Может ли психолог помочь истребителю?
И.Г.: То есть, психолог доказательно улучшал подготовку летчика-истребителя?
В.З.: Совершенно верно. Для оценки мы пользовались 9-бальной шкалой Бориса Леонидовича Покровского, моего учителя в науке, одного из родоночальников профессионального психологического отбора. Курсанта оценивает инструктор за полет, плюс фиксация ошибочных действий. Плюс третий критерий - количество и время вывозного налета до самостоятельного вылета. То есть, выявить, работает или нет наша новая методика, было не так уж сложно. Все результаты сравнивались с контрольной группой.
И.Г.: А приборные методы изучения работы мозга уже использовали?

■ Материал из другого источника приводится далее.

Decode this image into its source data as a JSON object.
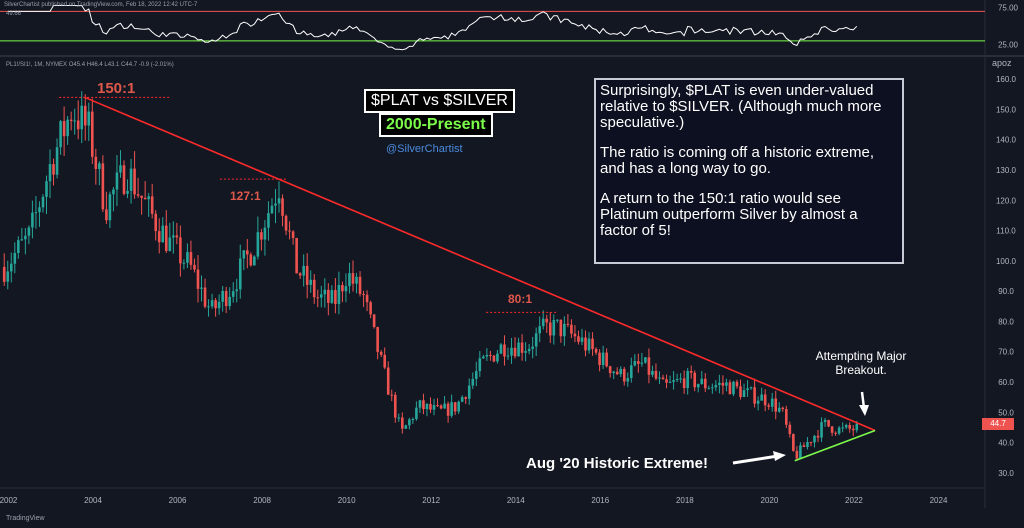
{
  "header": {
    "credit": "SilverChartist published on TradingView.com, Feb 18, 2022 12:42 UTC-7",
    "symbol_line": "PL1!/SI1!, 1M, NYMEX  O45.4 H46.4 L43.1 C44.7 -0.9 (-2.01%)",
    "rsi_value": "49.66",
    "scale_mode": "apoz",
    "logo": "TradingView"
  },
  "colors": {
    "background": "#131722",
    "up_candle": "#26a69a",
    "down_candle": "#ef5350",
    "trendline": "#ff2a2a",
    "support": "#7cfc4a",
    "rsi_line": "#ffffff",
    "rsi_upper": "#ef5350",
    "rsi_lower": "#7cfc4a"
  },
  "annotations": {
    "title": "$PLAT vs $SILVER",
    "subtitle": "2000-Present",
    "handle": "@SilverChartist",
    "note_p1": "Surprisingly, $PLAT is even under-valued relative to $SILVER.  (Although much more speculative.)",
    "note_p2": "The ratio is coming off a historic extreme, and has a long way to go.",
    "note_p3": "A return to the 150:1 ratio would see Platinum outperform Silver by almost a factor of 5!",
    "attempting": "Attempting Major Breakout.",
    "extreme": "Aug '20 Historic Extreme!",
    "ratio_150": "150:1",
    "ratio_127": "127:1",
    "ratio_80": "80:1",
    "last_price": "44.7"
  },
  "chart_data": {
    "type": "candlestick",
    "title": "$PLAT vs $SILVER",
    "xlim": [
      2001.8,
      2025.1
    ],
    "ylim": [
      25,
      165
    ],
    "x_ticks": [
      "2002",
      "2004",
      "2006",
      "2008",
      "2010",
      "2012",
      "2014",
      "2016",
      "2018",
      "2020",
      "2022",
      "2024"
    ],
    "y_ticks": [
      "30.0",
      "40.0",
      "50.0",
      "60.0",
      "70.0",
      "80.0",
      "90.0",
      "100.0",
      "110.0",
      "120.0",
      "130.0",
      "140.0",
      "150.0",
      "160.0"
    ],
    "rsi": {
      "ticks": [
        "25.00",
        "75.00"
      ],
      "ylim": [
        15,
        80
      ],
      "upper": 70,
      "lower": 30,
      "last": 49.66
    },
    "anchors": [
      [
        2001.9,
        98
      ],
      [
        2002.5,
        108
      ],
      [
        2003.0,
        132
      ],
      [
        2003.5,
        150
      ],
      [
        2003.9,
        143
      ],
      [
        2004.3,
        118
      ],
      [
        2004.8,
        130
      ],
      [
        2005.3,
        117
      ],
      [
        2005.8,
        106
      ],
      [
        2006.3,
        98
      ],
      [
        2006.8,
        83
      ],
      [
        2007.3,
        92
      ],
      [
        2007.8,
        105
      ],
      [
        2008.4,
        125
      ],
      [
        2008.8,
        98
      ],
      [
        2009.3,
        88
      ],
      [
        2009.7,
        86
      ],
      [
        2010.0,
        96
      ],
      [
        2010.4,
        88
      ],
      [
        2010.9,
        62
      ],
      [
        2011.3,
        43
      ],
      [
        2011.7,
        52
      ],
      [
        2012.2,
        50
      ],
      [
        2012.6,
        52
      ],
      [
        2013.2,
        66
      ],
      [
        2013.7,
        72
      ],
      [
        2014.3,
        72
      ],
      [
        2014.7,
        78
      ],
      [
        2015.0,
        78
      ],
      [
        2015.5,
        74
      ],
      [
        2016.0,
        68
      ],
      [
        2016.5,
        62
      ],
      [
        2017.0,
        66
      ],
      [
        2017.5,
        58
      ],
      [
        2018.0,
        61
      ],
      [
        2018.5,
        59
      ],
      [
        2019.0,
        59
      ],
      [
        2019.5,
        56
      ],
      [
        2020.0,
        54
      ],
      [
        2020.3,
        50
      ],
      [
        2020.6,
        35
      ],
      [
        2020.9,
        40
      ],
      [
        2021.3,
        46
      ],
      [
        2021.7,
        44
      ],
      [
        2022.1,
        44.7
      ]
    ],
    "trendline": [
      [
        2003.8,
        154
      ],
      [
        2022.5,
        44
      ]
    ],
    "support": [
      [
        2020.6,
        34
      ],
      [
        2022.5,
        44
      ]
    ],
    "levels": [
      {
        "label": "150:1",
        "y": 154,
        "x": [
          2003.2,
          2005.8
        ]
      },
      {
        "label": "127:1",
        "y": 127,
        "x": [
          2007.0,
          2008.6
        ]
      },
      {
        "label": "80:1",
        "y": 83,
        "x": [
          2013.3,
          2015.0
        ]
      }
    ]
  }
}
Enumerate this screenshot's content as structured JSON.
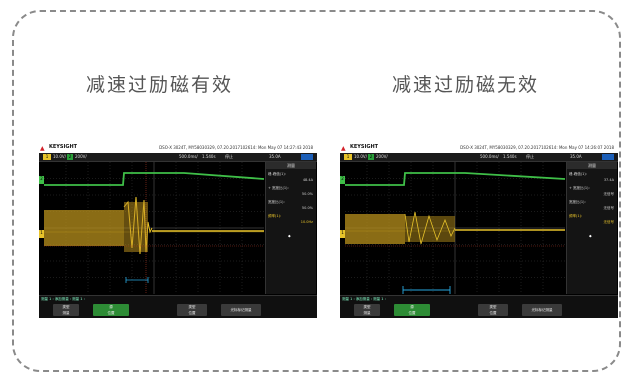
{
  "left": {
    "title": "减速过励磁有效",
    "brand": "KEYSIGHT",
    "info": "DSO-X 3024T, MY58030329, 07.20.2017102614: Mon May 07 14:27:43 2018",
    "topbar": {
      "ch1": "1",
      "v1": "10.0V/",
      "ch2": "2",
      "v2": "200V/",
      "time": "500.0ms/",
      "delay": "1.540s",
      "stop": "停止",
      "trig": "35.0A"
    },
    "panel": {
      "header": "测量",
      "rows": [
        {
          "label": "峰-峰值(1):",
          "value": ""
        },
        {
          "label": "",
          "value": "48.4A"
        },
        {
          "label": "+ 宽度比(1):",
          "value": ""
        },
        {
          "label": "",
          "value": "50.0%"
        },
        {
          "label": "宽度比(1):",
          "value": ""
        },
        {
          "label": "",
          "value": "50.0%"
        },
        {
          "label": "频率(1):",
          "value": "10.0Hz"
        }
      ]
    },
    "bottom_label": "测量 1 : 添加测量 : 测量 1 :",
    "softkeys": [
      {
        "line1": "类型",
        "line2": "测量",
        "active": false
      },
      {
        "line1": "源",
        "line2": "位置",
        "active": true
      },
      {
        "line1": "类型",
        "line2": "位置",
        "active": false
      },
      {
        "line1": "光标标记测量",
        "line2": "",
        "active": false
      }
    ]
  },
  "right": {
    "title": "减速过励磁无效",
    "brand": "KEYSIGHT",
    "info": "DSO-X 3024T, MY58030329, 07.20.2017102614: Mon May 07 14:26:07 2018",
    "topbar": {
      "ch1": "1",
      "v1": "10.0V/",
      "ch2": "2",
      "v2": "200V/",
      "time": "500.0ms/",
      "delay": "1.540s",
      "stop": "停止",
      "trig": "35.0A"
    },
    "panel": {
      "header": "测量",
      "rows": [
        {
          "label": "峰-峰值(1):",
          "value": ""
        },
        {
          "label": "",
          "value": "37.4A"
        },
        {
          "label": "+ 宽度比(1):",
          "value": ""
        },
        {
          "label": "",
          "value": "无信号"
        },
        {
          "label": "宽度比(1):",
          "value": ""
        },
        {
          "label": "",
          "value": "无信号"
        },
        {
          "label": "频率(1):",
          "value": "无信号"
        }
      ]
    },
    "bottom_label": "测量 1 : 添加测量 : 测量 1 :",
    "softkeys": [
      {
        "line1": "类型",
        "line2": "测量",
        "active": false
      },
      {
        "line1": "源",
        "line2": "位置",
        "active": true
      },
      {
        "line1": "类型",
        "line2": "位置",
        "active": false
      },
      {
        "line1": "光标标记测量",
        "line2": "",
        "active": false
      }
    ]
  },
  "colors": {
    "ch1": "#e8c32a",
    "ch2": "#3fbf48",
    "grid": "#444444",
    "cursor": "#29a8e0",
    "accent": "#1c5fb8"
  },
  "icons": {
    "brand": "keysight-wave-icon"
  }
}
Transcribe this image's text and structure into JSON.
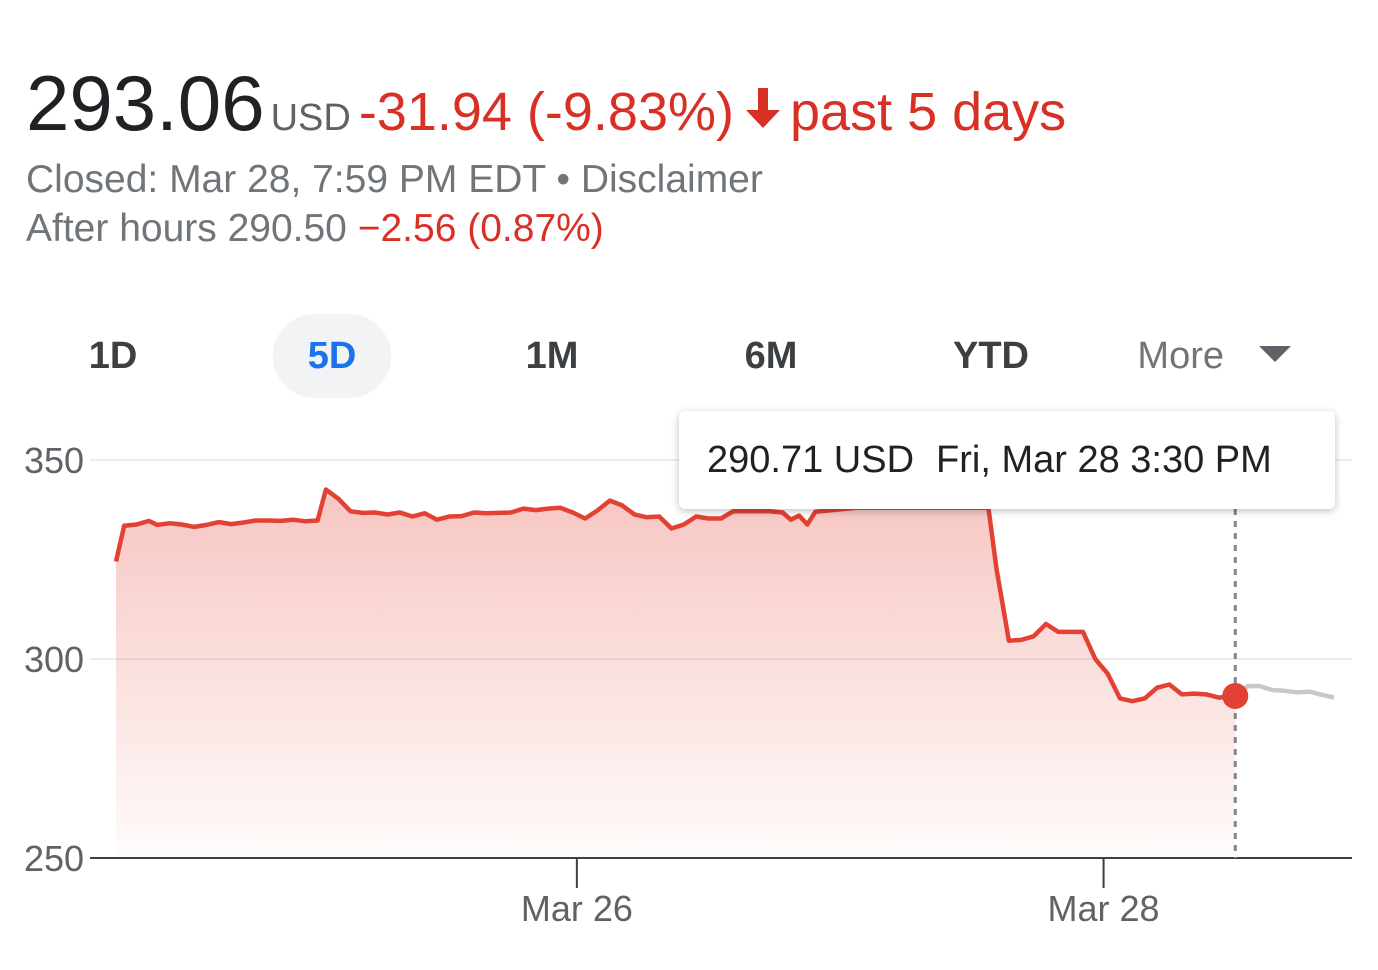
{
  "header": {
    "price": "293.06",
    "currency": "USD",
    "change": "-31.94 (-9.83%)",
    "period": "past 5 days",
    "closed_label": "Closed: Mar 28, 7:59 PM EDT",
    "separator": "•",
    "disclaimer": "Disclaimer",
    "after_hours_label": "After hours 290.50",
    "after_hours_change": "−2.56 (0.87%)"
  },
  "tabs": [
    "1D",
    "5D",
    "1M",
    "6M",
    "YTD",
    "More"
  ],
  "active_tab": "5D",
  "tooltip": {
    "value": "290.71 USD",
    "time": "Fri, Mar 28 3:30 PM"
  },
  "colors": {
    "negative": "#d93025",
    "line": "#e34133",
    "after_hours_line": "#c8c8c8",
    "active_tab": "#1a73e8"
  },
  "chart_data": {
    "type": "line",
    "ylim": [
      250,
      350
    ],
    "yticks": [
      350,
      300,
      250
    ],
    "xticks": [
      {
        "label": "Mar 26",
        "x": 112
      },
      {
        "label": "Mar 28",
        "x": 240
      }
    ],
    "grid": true,
    "series": [
      {
        "values": [
          [
            0,
            324.5
          ],
          [
            2,
            333.5
          ],
          [
            5,
            333.8
          ],
          [
            8,
            334.7
          ],
          [
            10,
            333.7
          ],
          [
            13,
            334.1
          ],
          [
            16,
            333.8
          ],
          [
            19,
            333.2
          ],
          [
            22,
            333.7
          ],
          [
            25,
            334.4
          ],
          [
            28,
            333.9
          ],
          [
            31,
            334.3
          ],
          [
            34,
            334.8
          ],
          [
            37,
            334.8
          ],
          [
            40,
            334.7
          ],
          [
            43,
            335.0
          ],
          [
            46,
            334.6
          ],
          [
            49,
            334.8
          ],
          [
            51,
            342.6
          ],
          [
            54,
            340.3
          ],
          [
            57,
            337.1
          ],
          [
            60,
            336.7
          ],
          [
            63,
            336.8
          ],
          [
            66,
            336.3
          ],
          [
            69,
            336.8
          ],
          [
            72,
            335.8
          ],
          [
            75,
            336.6
          ],
          [
            78,
            335.0
          ],
          [
            81,
            335.8
          ],
          [
            84,
            335.9
          ],
          [
            87,
            336.8
          ],
          [
            90,
            336.6
          ],
          [
            93,
            336.7
          ],
          [
            96,
            336.8
          ],
          [
            99,
            337.8
          ],
          [
            102,
            337.4
          ],
          [
            105,
            337.8
          ],
          [
            108,
            338.0
          ],
          [
            111,
            336.8
          ],
          [
            114,
            335.3
          ],
          [
            117,
            337.3
          ],
          [
            120,
            339.8
          ],
          [
            123,
            338.6
          ],
          [
            126,
            336.3
          ],
          [
            129,
            335.6
          ],
          [
            132,
            335.8
          ],
          [
            135,
            332.8
          ],
          [
            138,
            333.8
          ],
          [
            141,
            335.8
          ],
          [
            144,
            335.3
          ],
          [
            147,
            335.3
          ],
          [
            150,
            337.1
          ],
          [
            153,
            337.1
          ],
          [
            156,
            337.1
          ],
          [
            159,
            337.1
          ],
          [
            162,
            336.8
          ],
          [
            164,
            335.0
          ],
          [
            166,
            336.0
          ],
          [
            168,
            333.8
          ],
          [
            170,
            337.0
          ],
          [
            180,
            338.0
          ],
          [
            190,
            338.0
          ],
          [
            200,
            338.0
          ],
          [
            212,
            338.0
          ],
          [
            214,
            322.5
          ],
          [
            217,
            304.6
          ],
          [
            220,
            304.8
          ],
          [
            223,
            305.7
          ],
          [
            226,
            308.8
          ],
          [
            229,
            306.8
          ],
          [
            232,
            306.8
          ],
          [
            235,
            306.8
          ],
          [
            238,
            300.0
          ],
          [
            241,
            296.3
          ],
          [
            244,
            290.1
          ],
          [
            247,
            289.4
          ],
          [
            250,
            290.1
          ],
          [
            253,
            292.8
          ],
          [
            256,
            293.6
          ],
          [
            259,
            291.1
          ],
          [
            262,
            291.3
          ],
          [
            265,
            291.1
          ],
          [
            268,
            290.3
          ],
          [
            272,
            290.71
          ]
        ]
      },
      {
        "values": [
          [
            272,
            290.71
          ],
          [
            275,
            293.2
          ],
          [
            278,
            293.2
          ],
          [
            281,
            292.2
          ],
          [
            284,
            292.0
          ],
          [
            287,
            291.6
          ],
          [
            290,
            291.8
          ],
          [
            293,
            291.0
          ],
          [
            296,
            290.3
          ]
        ]
      }
    ],
    "highlight": {
      "x": 272,
      "y": 290.71
    }
  }
}
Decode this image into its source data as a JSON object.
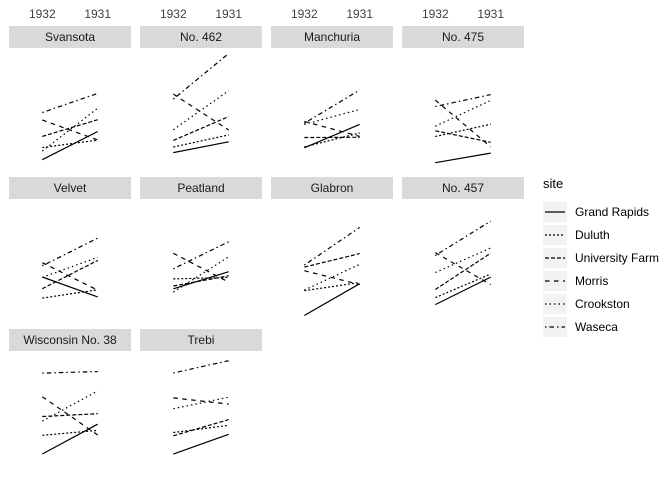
{
  "figure": {
    "background": "#ffffff",
    "line_color": "#000000",
    "strip_bg": "#d9d9d9",
    "strip_text_color": "#1a1a1a",
    "axis_text_color": "#404040",
    "legend_key_bg": "#f2f2f2"
  },
  "legend": {
    "title": "site",
    "entries": [
      {
        "label": "Grand Rapids",
        "dash": ""
      },
      {
        "label": "Duluth",
        "dash": "2,2"
      },
      {
        "label": "University Farm",
        "dash": "4,2"
      },
      {
        "label": "Morris",
        "dash": "4.5,4.5"
      },
      {
        "label": "Crookston",
        "dash": "1.5,3"
      },
      {
        "label": "Waseca",
        "dash": "1.5,3,4.5,3"
      }
    ]
  },
  "chart_data": {
    "type": "line",
    "title": "",
    "xlabel": "",
    "ylabel": "",
    "x_tick_labels": [
      "1932",
      "1931"
    ],
    "x_axis_position": "top",
    "grid": false,
    "legend_position": "right",
    "ylim": [
      11.87,
      68.33
    ],
    "sites": [
      "Grand Rapids",
      "Duluth",
      "University Farm",
      "Morris",
      "Crookston",
      "Waseca"
    ],
    "facets": [
      {
        "title": "Svansota",
        "values": [
          [
            16.63,
            29.67
          ],
          [
            22.23,
            25.7
          ],
          [
            27.43,
            35.13
          ],
          [
            35.03,
            25.77
          ],
          [
            20.63,
            40.47
          ],
          [
            38.5,
            47.33
          ]
        ]
      },
      {
        "title": "No. 462",
        "values": [
          [
            19.9,
            24.93
          ],
          [
            22.5,
            28.1
          ],
          [
            25.57,
            36.6
          ],
          [
            47.0,
            30.37
          ],
          [
            30.53,
            48.57
          ],
          [
            44.7,
            65.77
          ]
        ]
      },
      {
        "title": "Manchuria",
        "values": [
          [
            22.13,
            32.97
          ],
          [
            22.57,
            28.97
          ],
          [
            26.9,
            27.0
          ],
          [
            34.37,
            27.43
          ],
          [
            32.97,
            39.93
          ],
          [
            33.47,
            48.87
          ]
        ]
      },
      {
        "title": "No. 475",
        "values": [
          [
            15.23,
            19.7
          ],
          [
            27.37,
            33.07
          ],
          [
            30.0,
            24.67
          ],
          [
            44.23,
            22.6
          ],
          [
            32.13,
            44.1
          ],
          [
            41.27,
            46.77
          ]
        ]
      },
      {
        "title": "Velvet",
        "values": [
          [
            32.23,
            23.03
          ],
          [
            22.47,
            26.3
          ],
          [
            26.8,
            39.9
          ],
          [
            38.83,
            26.13
          ],
          [
            32.07,
            41.33
          ],
          [
            37.4,
            50.23
          ]
        ]
      },
      {
        "title": "Peatland",
        "values": [
          [
            26.77,
            34.7
          ],
          [
            31.37,
            32.0
          ],
          [
            28.07,
            32.77
          ],
          [
            43.2,
            29.87
          ],
          [
            25.23,
            41.6
          ],
          [
            36.03,
            48.57
          ]
        ]
      },
      {
        "title": "Glabron",
        "values": [
          [
            14.43,
            29.13
          ],
          [
            25.87,
            29.67
          ],
          [
            36.8,
            43.07
          ],
          [
            35.13,
            28.77
          ],
          [
            26.17,
            38.13
          ],
          [
            37.73,
            55.2
          ]
        ]
      },
      {
        "title": "No. 457",
        "values": [
          [
            19.47,
            32.17
          ],
          [
            22.7,
            33.6
          ],
          [
            26.43,
            43.27
          ],
          [
            43.53,
            28.7
          ],
          [
            34.33,
            45.67
          ],
          [
            42.2,
            58.1
          ]
        ]
      },
      {
        "title": "Wisconsin No. 38",
        "values": [
          [
            20.67,
            34.47
          ],
          [
            29.33,
            31.6
          ],
          [
            38.0,
            39.3
          ],
          [
            47.17,
            29.47
          ],
          [
            35.9,
            49.87
          ],
          [
            58.1,
            58.8
          ]
        ]
      },
      {
        "title": "Trebi",
        "values": [
          [
            20.63,
            29.77
          ],
          [
            30.6,
            33.93
          ],
          [
            29.07,
            36.57
          ],
          [
            46.63,
            43.77
          ],
          [
            41.63,
            46.93
          ],
          [
            58.17,
            63.83
          ]
        ]
      }
    ]
  }
}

В.З.: Конечно. Снимались электроэнцефалограммы: во время проигрывания предстоящего полета и - то же самое – но на фоне аутогенной релаксации. Затем сравнивали корреляты мозговой активности воображаемой деятельности с реальным действием: мозговая активность мысленного полета могла быть даже выше.
Совсем в науку ушел в 1978-м. Взяли в адьюнктуру заветного института. Это был легендарный институт авиационной и космической медицины, в котором готовился к полету первый отряд советских космонавтов. Значительную часть исследований составляли работы в области космической и авиационной психологии. Ведь было неизвестно, как поведет себя человек в космосе. В этом институте я за 10 лет прошел путь от адъюнкта до начальника одного из самых крупных отделов. Любопытный читатель может приехать на метро «Динамо», при входе в институт есть памятник собаке Лайке, столь верно послужившей науке. Хотя было и немножко обидно.
И.Г.: Почему?
В.З.: Дело в том, что я как раз получил разрешение летать. Но наука перевесила. Брали в этот институт один раз в три года. И я не мог позволить себе упустить шанс.
Что общего у балерины и летчика-истребителя?
И.Г.: Судя по вашим регалиям, с научной карьерой сложилось нормально.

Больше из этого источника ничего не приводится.